CYBERSECURITY has become the mainstay of national security and is as important as other branches of security such as economic and food security.
The first cybersecurity conference and exhibition recently hosted by Bahrain came at the right time. This vital topic is of growing importance, especially considering the high-level participation of distinguished companies, speakers, and experts from around the world.
I don’t claim to be familiar with all aspects of cybersecurity but this term, which has started to circulate a lot over the past few years, has made me pay attention to it, read about it, and discover that every one of us is concerned with it.
Anyone who connects to the Internet through a mobile phone or computer is vulnerable to hacking, tracking, theft of data, information and money or extortion, at the level of individuals, institutions, companies, and organisations.
Cyberspace has developed into a furious theatre of conflict between nations. Indeed, what we observe in the confrontation between Russia and Ukraine may not be as heated as the two nations’ cyber war.
This new war between the two countries aim to sabotage defence systems, follow the movements of military units, and sabotage electricity, water, sewage, and anything connected to the Internet.
The Cold War has not stopped. Its shape has changed. Witness the relationship between China and the US, each one accuses the other of hacking their systems and spying on military, political, technical, industrial, and other plans. And let’s not forget the accusations of Russia interfering in the US elections by hacking and tampering with Internet content.
Cyber warfare does not stop especially between the various intelligence services. Spies no longer need to be recruited and trained for years before they can be sent to hunt for information here and there. The trend has become to train cyberhackers who can penetrate computers, networks, and information systems, without exposing themselves to the slightest danger.

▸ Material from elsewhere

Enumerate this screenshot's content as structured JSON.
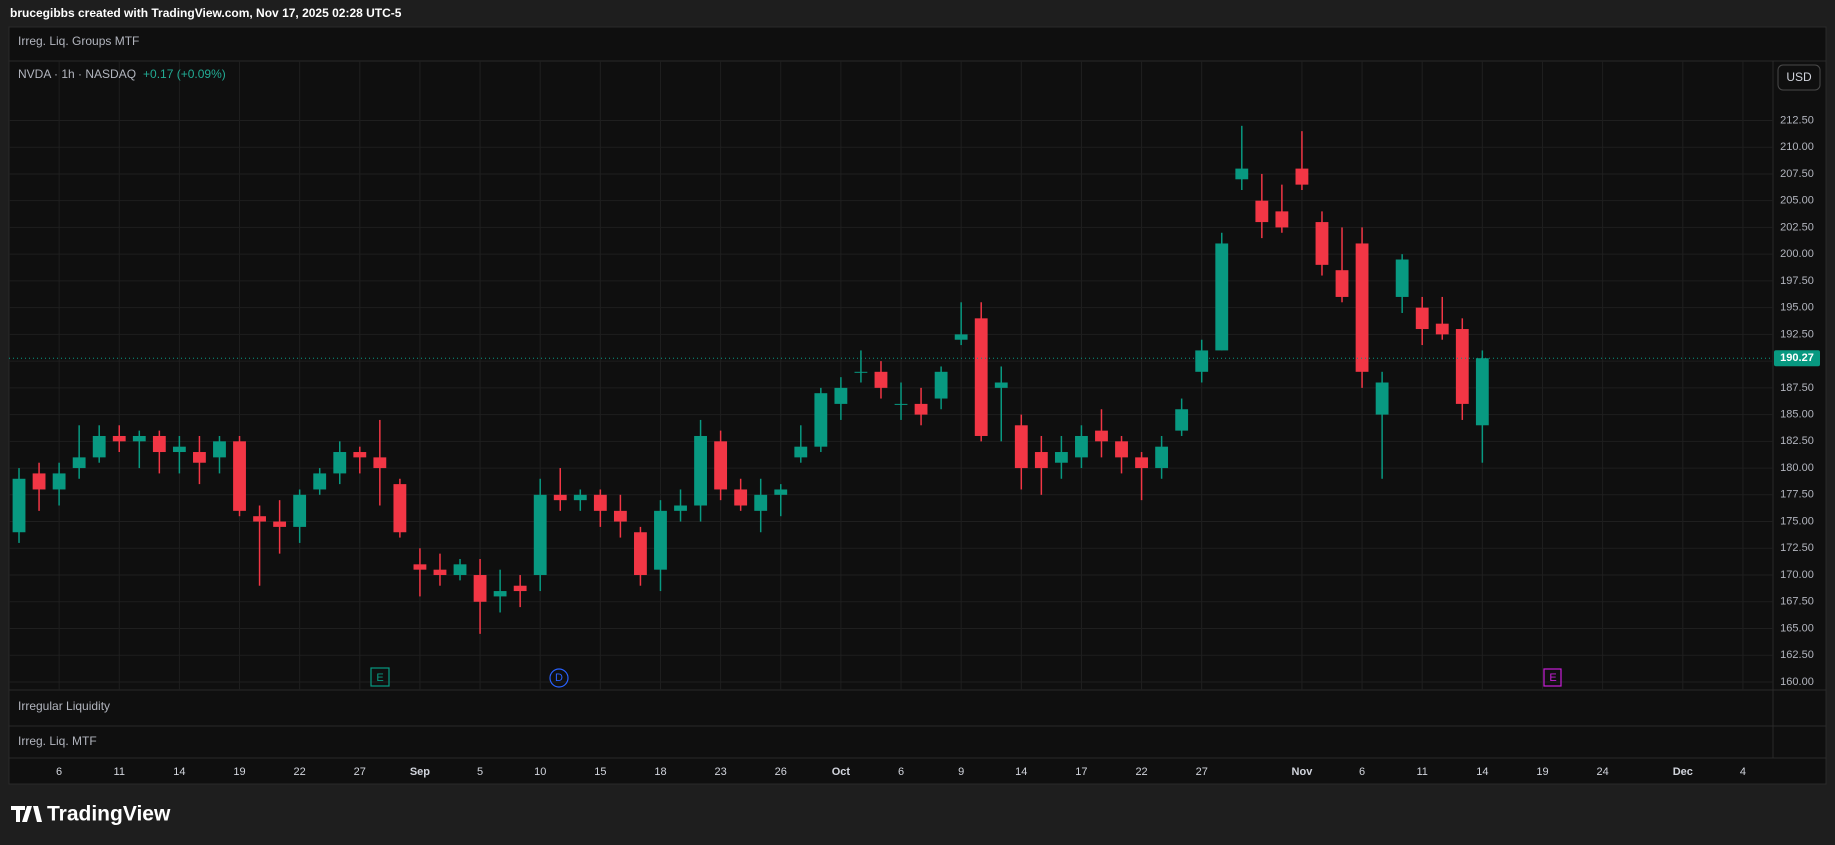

Earlier on, Israel became aware of the importance of cybersecurity and invested a lot in it. It also became the first in the Middle East in this field, and benefited from it commercially, as its companies sell cybersecurity services worth billions to many countries of the world.
New technologies bring with them new challenges. When we started using the Internet, we didn’t know that our privacy would be compromised, and when we used the mobile phone, we didn’t know that the chip inside it made our location precisely specific to other parties. Some well-known applications from Google even follow our movements and send us at the end of each month the routes we walked and how long we stayed everywhere at any place.
This in no way means abandoning new technologies, because they have become essential to our daily lives and our work. But there is no harm in having a good level of awareness of how to maintain our privacy and cybersecurity. I know people who put their phones in the fridge when they want to talk about something or do something secretive or sensitive, for fear of being spied on.
We hope that Bahrain’s hosting of the first cybersecurity conference and exhibition will open the door to broader international co-operation to counter cyber threats and facilitate exchanges on cyber laws and regulations. The event underscores Bahrain’s commitment to protecting its interests in cyberspace and developing a national cybersecurity strategy to address current and escalating cyber threats.
One more point on this subject: Spreading knowledge among us is possibly the most crucial thing we can do to safeguard both ourselves and our companies against hackers. The most important thing is that good morals and values are promoted throughout society. And, as the Golden Rule suggests, “Do not do to your friend what you would not want him to do to you.”